A client has been admitted to the hospital for the treatment of exacerbation of chronic obstructive pulmonary disease. Which statement constitutes a long-term outcome for this client?

The client will return home able to conduct activities of daily living (ADLs) without experiencing shortness of breath. Explanation: Long-term outcomes require a longer period (usually more than a week) to be achieved than do short-term outcomes. They also may be used as discharge goals, in which case they are more broadly written and communicate to the entire nursing team the desired end results of nursing care for a particular client. Resumption of ADLs in the home setting is characteristic of a long-term outcome. Explaining energy-conservation techniques, mobilizing in the hospital, and demonstrating correct medication administration are short-term outcomes that may be accomplished prior to discharge.

Which is an example of a psychomotor outcome?

Within 2 days of education, the client's spouse will demonstrate an abdominal dressing change. Explanation: Outcomes may be categorized according to the type of change they describe for the client. Psychomotor outcomes describe the client's achievement of new physical skills, such as changing an abdominal dressing. Cognitive outcomes describe an increase in the client's knowledge, such as understanding the need to continue to take medications as prescribed. Affective outcomes describe changes in client values, beliefs, and standards, such as decreasing the number of cigarettes one smokes due to adopting a belief that smoking is harmful. Clinical outcomes describe the expected status of health issues at certain points in time, after treatment is complete. They address whether the problems are resolved or to what degree they are improved, such as a client's skin not developing breakdown or ulceration.

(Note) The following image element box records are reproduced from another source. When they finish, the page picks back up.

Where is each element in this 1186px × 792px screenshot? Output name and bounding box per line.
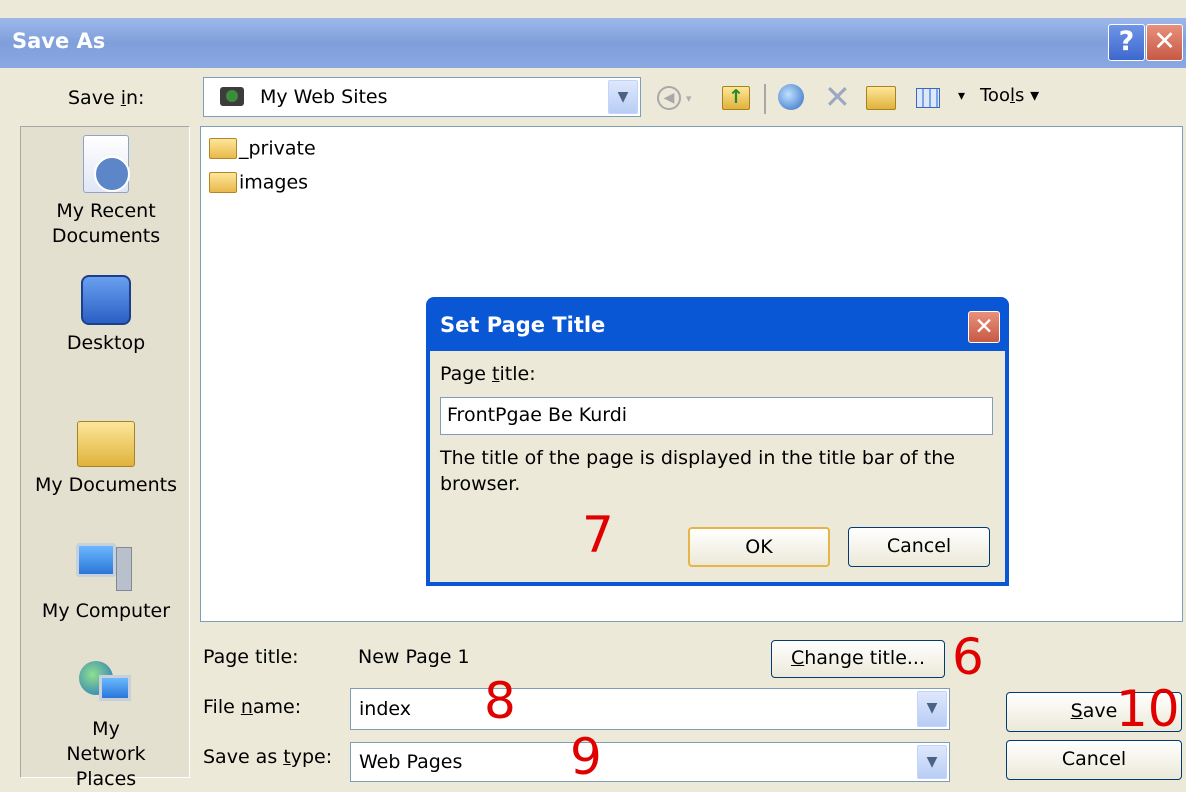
place-my-network-places[interactable]: My Network Places	[21, 661, 191, 792]
documents-folder-icon	[77, 421, 135, 467]
change-title-button[interactable]: Change title...	[771, 640, 945, 678]
tools-menu[interactable]: Tools ▾	[980, 85, 1039, 106]
place-label: My Computer	[41, 600, 171, 622]
title-bar[interactable]: Save As ? ✕	[0, 18, 1186, 68]
save-as-type-label: Save as type:	[203, 746, 333, 768]
dialog-body: Page title: FrontPgae Be Kurdi The title…	[430, 351, 1005, 582]
file-name-value: index	[359, 698, 411, 720]
new-folder-icon[interactable]	[866, 86, 896, 110]
save-in-label: Save in:	[68, 87, 145, 109]
dialog-title: Set Page Title	[440, 313, 606, 337]
recent-documents-icon	[83, 135, 130, 193]
help-button[interactable]: ?	[1108, 24, 1145, 61]
toolbar-separator	[764, 84, 766, 114]
list-item[interactable]: images	[209, 171, 308, 199]
folder-icon	[209, 172, 237, 193]
save-as-type-value: Web Pages	[359, 751, 463, 773]
desktop-icon	[81, 275, 131, 325]
page-title-value: New Page 1	[358, 646, 470, 668]
up-folder-icon[interactable]: ↑	[722, 86, 750, 110]
set-page-title-dialog: Set Page Title ✕ Page title: FrontPgae B…	[426, 297, 1009, 586]
file-name-field[interactable]: index ▼	[350, 688, 950, 730]
dialog-close-button[interactable]: ✕	[968, 311, 1000, 343]
delete-icon[interactable]: ✕	[824, 78, 851, 116]
place-my-documents[interactable]: My Documents	[21, 415, 191, 498]
place-my-recent-documents[interactable]: My Recent Documents	[21, 135, 191, 249]
back-dropdown-icon[interactable]: ▾	[686, 92, 692, 105]
annotation-8: 8	[484, 672, 516, 730]
place-label: My Documents	[34, 474, 177, 496]
folder-icon	[209, 138, 237, 159]
chevron-down-icon[interactable]: ▼	[917, 691, 947, 727]
web-folder-icon	[220, 87, 244, 106]
save-as-type-dropdown[interactable]: Web Pages ▼	[350, 742, 950, 782]
search-web-icon[interactable]	[778, 84, 804, 110]
page-title-input[interactable]: FrontPgae Be Kurdi	[440, 397, 993, 435]
file-name-label: File name:	[203, 696, 302, 718]
place-label: Desktop	[66, 332, 146, 354]
place-desktop[interactable]: Desktop	[21, 275, 191, 356]
place-label: My Recent Documents	[51, 200, 161, 247]
network-icon	[79, 661, 133, 711]
window-title: Save As	[12, 29, 106, 53]
list-item[interactable]: _private	[209, 137, 316, 165]
save-as-dialog: Save As ? ✕ Save in: My Web Sites ▼ ◀ ▾ …	[0, 0, 1186, 790]
cancel-button[interactable]: Cancel	[1006, 740, 1182, 780]
views-icon[interactable]	[916, 88, 940, 108]
page-title-label: Page title:	[203, 646, 299, 668]
chevron-down-icon[interactable]: ▼	[608, 80, 638, 114]
ok-button[interactable]: OK	[688, 527, 830, 567]
save-in-dropdown[interactable]: My Web Sites ▼	[203, 77, 641, 117]
annotation-10: 10	[1116, 680, 1180, 738]
place-label: My Network Places	[66, 718, 146, 790]
annotation-9: 9	[570, 728, 602, 786]
computer-icon	[76, 543, 136, 593]
places-bar: My Recent Documents Desktop My Documents…	[20, 126, 191, 790]
annotation-6: 6	[952, 628, 984, 686]
dialog-page-title-label: Page title:	[440, 363, 536, 385]
save-in-value: My Web Sites	[260, 86, 388, 108]
dialog-description: The title of the page is displayed in th…	[440, 447, 955, 495]
place-my-computer[interactable]: My Computer	[21, 543, 191, 624]
chevron-down-icon[interactable]: ▼	[917, 745, 947, 779]
dialog-cancel-button[interactable]: Cancel	[848, 527, 990, 567]
annotation-7: 7	[582, 506, 614, 564]
close-button[interactable]: ✕	[1146, 24, 1183, 61]
views-dropdown-icon[interactable]: ▾	[958, 88, 965, 104]
back-icon[interactable]: ◀	[657, 86, 681, 110]
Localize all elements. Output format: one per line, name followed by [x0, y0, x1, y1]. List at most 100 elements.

According to the Nursing Interventions Classification (NIC) system, the most basic level of nursing intervention is:

physiological. Explanation: The NIC is a comprehensive, evidence-based, standardized system for classifying nursing interventions. NIC groups interventions within seven domains, which, in order from the simplest to the most complex, are: Physiological: Basic; Physiological: Complex; Behavioral; Safety; Family; Health System; and Community.